Hier moeten we met twee dingen rekening houden: Christus’ eer moet ongeschonden blijven. Er mag niets vanaf. En het geweten moet gerust zijn over de vergeving van zonden en vrede hebben met God.

Jesaja zegt dat de Vader de zonden van ons allemaal op de Zoon gelegd heeft, zodat wij door zijn wonden genezen zouden worden. Jesaja 53:4-6 En Petrus herhaalt dit met andere woorden als hij zegt dat Christus in zijn lichaam onze zonden gedragen heeft aan het hout. 1 Petrus 2:24 Paulus schrijft dat de zonde veroordeeld is in zijn vlees, toen Hij voor ons zonde werd. Romeinen 8:3 Dat wil zeggen dat de kracht en de vloek van de zonde in zijn vlees gedood zijn toen Hij gegeven werd als offer.
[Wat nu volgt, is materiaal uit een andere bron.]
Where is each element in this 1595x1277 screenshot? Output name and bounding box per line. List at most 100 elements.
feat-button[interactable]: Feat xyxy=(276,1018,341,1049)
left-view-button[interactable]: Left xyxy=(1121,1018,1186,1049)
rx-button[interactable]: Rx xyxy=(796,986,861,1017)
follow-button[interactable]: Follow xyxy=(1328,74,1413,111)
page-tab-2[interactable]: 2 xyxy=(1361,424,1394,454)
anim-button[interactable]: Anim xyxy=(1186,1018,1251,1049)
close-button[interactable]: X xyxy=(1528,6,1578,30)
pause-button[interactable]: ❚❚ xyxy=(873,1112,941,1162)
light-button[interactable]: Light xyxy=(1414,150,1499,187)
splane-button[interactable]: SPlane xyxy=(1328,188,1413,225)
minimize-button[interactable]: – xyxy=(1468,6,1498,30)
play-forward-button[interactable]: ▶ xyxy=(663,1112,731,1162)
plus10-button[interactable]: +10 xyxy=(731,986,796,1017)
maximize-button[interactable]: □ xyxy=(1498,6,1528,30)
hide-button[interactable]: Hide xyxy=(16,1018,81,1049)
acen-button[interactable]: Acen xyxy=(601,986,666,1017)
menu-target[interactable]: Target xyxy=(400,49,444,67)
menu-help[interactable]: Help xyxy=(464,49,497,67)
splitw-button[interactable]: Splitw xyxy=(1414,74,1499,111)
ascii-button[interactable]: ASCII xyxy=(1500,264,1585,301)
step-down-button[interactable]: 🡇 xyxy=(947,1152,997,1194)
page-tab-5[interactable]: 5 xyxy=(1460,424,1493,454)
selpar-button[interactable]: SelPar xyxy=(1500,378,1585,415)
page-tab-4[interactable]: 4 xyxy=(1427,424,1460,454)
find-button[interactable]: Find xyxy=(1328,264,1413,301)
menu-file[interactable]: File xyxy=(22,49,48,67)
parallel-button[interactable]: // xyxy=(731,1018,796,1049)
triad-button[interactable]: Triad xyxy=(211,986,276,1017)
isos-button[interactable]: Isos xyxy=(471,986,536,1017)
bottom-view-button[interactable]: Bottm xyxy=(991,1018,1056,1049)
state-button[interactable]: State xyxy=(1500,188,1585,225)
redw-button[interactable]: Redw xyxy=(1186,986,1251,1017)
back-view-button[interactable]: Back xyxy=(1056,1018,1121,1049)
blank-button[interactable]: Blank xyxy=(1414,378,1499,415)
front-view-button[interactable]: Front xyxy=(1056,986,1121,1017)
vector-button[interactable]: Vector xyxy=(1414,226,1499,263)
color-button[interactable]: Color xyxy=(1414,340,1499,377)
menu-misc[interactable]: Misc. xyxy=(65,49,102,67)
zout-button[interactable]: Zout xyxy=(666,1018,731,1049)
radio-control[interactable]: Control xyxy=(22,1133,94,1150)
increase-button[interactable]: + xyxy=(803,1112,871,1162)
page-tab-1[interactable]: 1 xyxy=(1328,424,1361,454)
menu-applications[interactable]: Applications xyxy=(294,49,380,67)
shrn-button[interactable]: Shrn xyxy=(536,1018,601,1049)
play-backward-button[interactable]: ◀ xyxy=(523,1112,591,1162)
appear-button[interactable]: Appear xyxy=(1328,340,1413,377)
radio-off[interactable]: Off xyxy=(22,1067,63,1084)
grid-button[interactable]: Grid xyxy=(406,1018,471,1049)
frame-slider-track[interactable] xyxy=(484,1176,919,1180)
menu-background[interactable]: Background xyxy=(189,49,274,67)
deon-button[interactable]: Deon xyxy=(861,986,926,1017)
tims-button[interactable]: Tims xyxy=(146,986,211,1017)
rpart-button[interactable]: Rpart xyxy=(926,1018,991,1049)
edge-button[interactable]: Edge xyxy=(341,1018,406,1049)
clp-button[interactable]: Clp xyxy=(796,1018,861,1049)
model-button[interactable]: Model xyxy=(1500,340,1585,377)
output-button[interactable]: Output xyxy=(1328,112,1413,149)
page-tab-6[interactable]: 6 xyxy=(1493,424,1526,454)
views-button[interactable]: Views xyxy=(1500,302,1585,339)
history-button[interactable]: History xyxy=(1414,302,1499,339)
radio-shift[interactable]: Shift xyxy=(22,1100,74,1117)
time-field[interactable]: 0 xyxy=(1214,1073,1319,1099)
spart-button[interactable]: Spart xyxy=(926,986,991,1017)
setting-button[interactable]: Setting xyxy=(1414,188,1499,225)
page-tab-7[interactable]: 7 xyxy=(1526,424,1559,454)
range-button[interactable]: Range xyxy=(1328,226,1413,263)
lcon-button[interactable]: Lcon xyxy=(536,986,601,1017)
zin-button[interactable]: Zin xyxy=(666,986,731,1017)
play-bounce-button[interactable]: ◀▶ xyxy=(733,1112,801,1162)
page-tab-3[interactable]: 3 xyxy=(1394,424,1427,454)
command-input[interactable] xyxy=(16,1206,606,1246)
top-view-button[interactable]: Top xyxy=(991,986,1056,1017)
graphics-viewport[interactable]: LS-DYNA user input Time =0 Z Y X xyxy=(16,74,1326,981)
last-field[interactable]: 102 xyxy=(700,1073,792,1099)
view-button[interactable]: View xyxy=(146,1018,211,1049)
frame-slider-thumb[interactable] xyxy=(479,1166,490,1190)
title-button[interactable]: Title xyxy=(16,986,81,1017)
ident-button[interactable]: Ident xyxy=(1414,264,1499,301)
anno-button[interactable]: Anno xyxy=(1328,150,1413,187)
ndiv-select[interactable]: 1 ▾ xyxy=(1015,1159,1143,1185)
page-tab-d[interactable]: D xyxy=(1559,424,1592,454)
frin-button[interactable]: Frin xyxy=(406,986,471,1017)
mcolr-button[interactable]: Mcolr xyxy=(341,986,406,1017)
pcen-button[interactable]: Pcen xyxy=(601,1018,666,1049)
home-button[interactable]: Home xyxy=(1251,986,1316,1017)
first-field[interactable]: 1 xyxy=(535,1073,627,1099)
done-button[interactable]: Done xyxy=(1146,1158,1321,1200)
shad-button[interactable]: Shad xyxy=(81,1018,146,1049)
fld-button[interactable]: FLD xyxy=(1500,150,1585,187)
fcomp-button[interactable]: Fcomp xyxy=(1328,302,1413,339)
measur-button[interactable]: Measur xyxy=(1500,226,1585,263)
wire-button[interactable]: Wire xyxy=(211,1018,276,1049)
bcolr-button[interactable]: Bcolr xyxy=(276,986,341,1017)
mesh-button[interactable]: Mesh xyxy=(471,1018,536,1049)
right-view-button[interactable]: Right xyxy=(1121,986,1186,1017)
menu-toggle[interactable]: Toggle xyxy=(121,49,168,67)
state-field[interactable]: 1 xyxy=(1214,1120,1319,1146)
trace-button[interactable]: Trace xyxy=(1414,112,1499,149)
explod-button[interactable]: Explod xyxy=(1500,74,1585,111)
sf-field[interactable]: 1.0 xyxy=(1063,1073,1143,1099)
Op dat offer werd heel het gewicht geladen van onze zonden, compleet met de vloek en haat, met Gods vreselijke oordeel en de veroordeling tot de dood.
Hier hoor je niets van die loze praatjes dat na de eerste zuivering niemand van ons iets merkt van het effect van Christus lijden, behalve voor zover we genoegdoening geven door boete te doen. Steeds als we gevallen zijn, worden we juist weer geroepen naar de enige voldoening door Christus.
Stel je nu eens de gevaarlijke dwaasheden voor van de sofisten: de genade van God is alleen actief in de eerste vergeving. Als we later toch weer in zonde vallen, werken onze goede daden mee om opnieuw vergeving te krijgen. Als dit het geval is, wat blijft er dan ongeschonden aan wat hierboven aan Christus werd toegekend? Wat maakt het een gigantisch verschil of onze zonden op Christus gelegd zijn om in Hem verzoend te worden, of dat ze door onze goede daden verzoend worden! Of Christus de verzoening is voor onze zonden, of dat God door onze goede daden verzoend moet worden!
Als het gaat om het tot rust brengen van het geweten, wat voor rust zal dat dan zijn, als het geweten hoort dat de zonden vergeven worden via genoegdoening? Wanneer kan het geweten er eindelijk zeker van zijn dat er genoeg genoegdoening gedaan is? In je geweten zul je er dus altijd aan blijven twijfelen of je er wel op kunt vertrouwen dat God je genadig is. Je zult altijd bang zijn, altijd sidderen. Want wie vertrouwt op kleine stukjes genoegdoening, schat Gods oordeel veel te klein in. Je beseft dan veel te weinig hoe zwaar de last van de zonde is. Ik zal dat ergens anders uitleggen.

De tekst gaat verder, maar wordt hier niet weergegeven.